Perhaps saddest of all, in a state where local communities struggle to find money and tools to finance investments, these zones provide state officials with an “opportunity” to say they are doing something.
When I’ve pressed California officials on opportunity zones, there is another justification they offer: because the other 49 states are doing it.
The idea that California could somehow be “left out” and “must hurry” has become a key talking point in arguments for adding state incentives to the federal ones. If California doesn’t play ball—the logic goes—other states will somehow be able to take investments and projects away from us.
What this argument ignores is the fact that opportunity zones aren’t cost-free. By reducing the taxes of wealthy people who are most able to pay taxes, they starve the federal and state treasuries of funds that could be used to pay for community programs that have records of success. Indeed, the use of capital gains tax breaks in opportunity zones is actually a stealth attack on “Obamacare,” which is funded in part by a capital gains tax.
Worse still, the nature of the opportunity zone program—and the power of money in our politics—all but guarantee that the capital gains tax break will grow and become costlier as time goes on.
Defenders of opportunity zones say that the costs of the tax breaks will be relatively cheap—just $1.6 billion, according to the federal government. But that estimate is itself bogus, because it only covers 10 years, and the program’s benefits would continue for 30 years.
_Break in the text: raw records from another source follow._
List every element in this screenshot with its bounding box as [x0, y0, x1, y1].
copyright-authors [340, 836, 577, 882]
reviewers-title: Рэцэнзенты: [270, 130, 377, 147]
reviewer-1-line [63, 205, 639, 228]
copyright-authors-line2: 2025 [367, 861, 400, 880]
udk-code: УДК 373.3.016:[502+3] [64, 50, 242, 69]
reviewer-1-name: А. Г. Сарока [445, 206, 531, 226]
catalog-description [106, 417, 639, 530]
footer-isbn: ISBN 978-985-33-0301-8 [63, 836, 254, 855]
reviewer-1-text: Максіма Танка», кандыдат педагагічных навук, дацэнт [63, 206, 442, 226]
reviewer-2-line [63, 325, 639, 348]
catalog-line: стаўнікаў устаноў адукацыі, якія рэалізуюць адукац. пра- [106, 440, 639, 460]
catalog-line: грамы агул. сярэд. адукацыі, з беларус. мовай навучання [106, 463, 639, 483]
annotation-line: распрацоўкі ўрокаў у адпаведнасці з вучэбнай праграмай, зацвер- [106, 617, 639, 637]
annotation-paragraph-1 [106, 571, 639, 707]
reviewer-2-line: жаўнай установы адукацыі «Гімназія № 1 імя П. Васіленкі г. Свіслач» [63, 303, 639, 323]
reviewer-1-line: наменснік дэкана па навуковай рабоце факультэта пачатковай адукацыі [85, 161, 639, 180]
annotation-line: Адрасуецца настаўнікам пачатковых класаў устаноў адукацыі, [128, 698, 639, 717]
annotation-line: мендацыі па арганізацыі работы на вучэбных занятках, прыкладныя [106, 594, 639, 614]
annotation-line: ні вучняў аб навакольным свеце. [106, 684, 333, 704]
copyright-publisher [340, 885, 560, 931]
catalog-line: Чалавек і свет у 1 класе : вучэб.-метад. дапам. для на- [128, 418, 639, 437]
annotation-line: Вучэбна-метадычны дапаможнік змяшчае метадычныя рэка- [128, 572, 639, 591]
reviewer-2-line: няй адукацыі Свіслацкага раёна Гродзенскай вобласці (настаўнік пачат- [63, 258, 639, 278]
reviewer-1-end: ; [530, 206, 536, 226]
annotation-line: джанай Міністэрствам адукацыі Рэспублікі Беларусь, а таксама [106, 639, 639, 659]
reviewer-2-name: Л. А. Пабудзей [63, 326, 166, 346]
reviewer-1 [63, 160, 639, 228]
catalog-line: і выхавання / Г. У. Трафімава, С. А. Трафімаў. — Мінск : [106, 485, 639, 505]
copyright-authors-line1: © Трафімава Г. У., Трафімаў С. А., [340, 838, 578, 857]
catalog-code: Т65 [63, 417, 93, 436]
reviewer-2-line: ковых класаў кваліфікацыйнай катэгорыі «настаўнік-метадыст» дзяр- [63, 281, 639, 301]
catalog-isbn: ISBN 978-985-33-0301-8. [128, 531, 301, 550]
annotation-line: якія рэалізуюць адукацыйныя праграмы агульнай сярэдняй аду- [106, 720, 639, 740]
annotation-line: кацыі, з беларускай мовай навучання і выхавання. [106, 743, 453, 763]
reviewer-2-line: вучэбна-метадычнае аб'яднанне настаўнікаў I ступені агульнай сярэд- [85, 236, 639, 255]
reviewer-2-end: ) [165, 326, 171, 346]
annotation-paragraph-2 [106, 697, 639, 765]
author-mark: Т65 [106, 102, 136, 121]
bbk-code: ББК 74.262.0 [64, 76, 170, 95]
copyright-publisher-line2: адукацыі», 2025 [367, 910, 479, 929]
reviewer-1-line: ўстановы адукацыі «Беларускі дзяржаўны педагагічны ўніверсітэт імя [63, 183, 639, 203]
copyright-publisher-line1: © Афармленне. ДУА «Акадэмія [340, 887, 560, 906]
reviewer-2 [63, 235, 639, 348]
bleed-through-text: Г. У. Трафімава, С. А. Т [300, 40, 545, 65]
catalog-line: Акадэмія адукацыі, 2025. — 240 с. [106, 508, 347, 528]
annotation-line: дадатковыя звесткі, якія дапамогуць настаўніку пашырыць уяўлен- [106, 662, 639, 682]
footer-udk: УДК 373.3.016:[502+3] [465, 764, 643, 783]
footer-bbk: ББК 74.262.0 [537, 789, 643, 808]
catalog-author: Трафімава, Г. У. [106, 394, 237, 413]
Supporting this capital gains tax break raises questions about the sincerity of state leaders who claim to be fighting inequality. After all, California’s high taxes on capital gains have helped the state capture a share of Silicon Valley’s massive wealth for its coffers. But, using the cover of opportunity zones, the finance industry and its allies have been lobbying to lower those very taxes.
Magnify these decisions around the country, and opportunity zones give states an excuse to compete with each other to reduce their own taxes on capital gains, creating a classic race to the bottom.
To be fair, California leaders, including Newsom, have said they want to put limits on opportunity zones in the Golden State. Specifically, the governor has discussed allowing such investments only for affordable housing and green energy. But for this dash of responsibility, he’s received criticism from the well-funded advocates for the zones, who complain that such restrictions would blunt their impact and make California’s zones uncompetitive with those of other states.
Ironically, most of the opposition to opportunity zones in Sacramento has focused on ill-founded fears that these investments will create gentrification in communities. The reality is that opportunity zones won’t change neighborhoods much at all, since they are primarily a vehicle to save rich people lots of money on their taxes.
Which is why this is one opportunity that California should miss.
(CityWatch guest columnist, Joe Mathews, writes the Connecting California column for Zócalo Public Square.)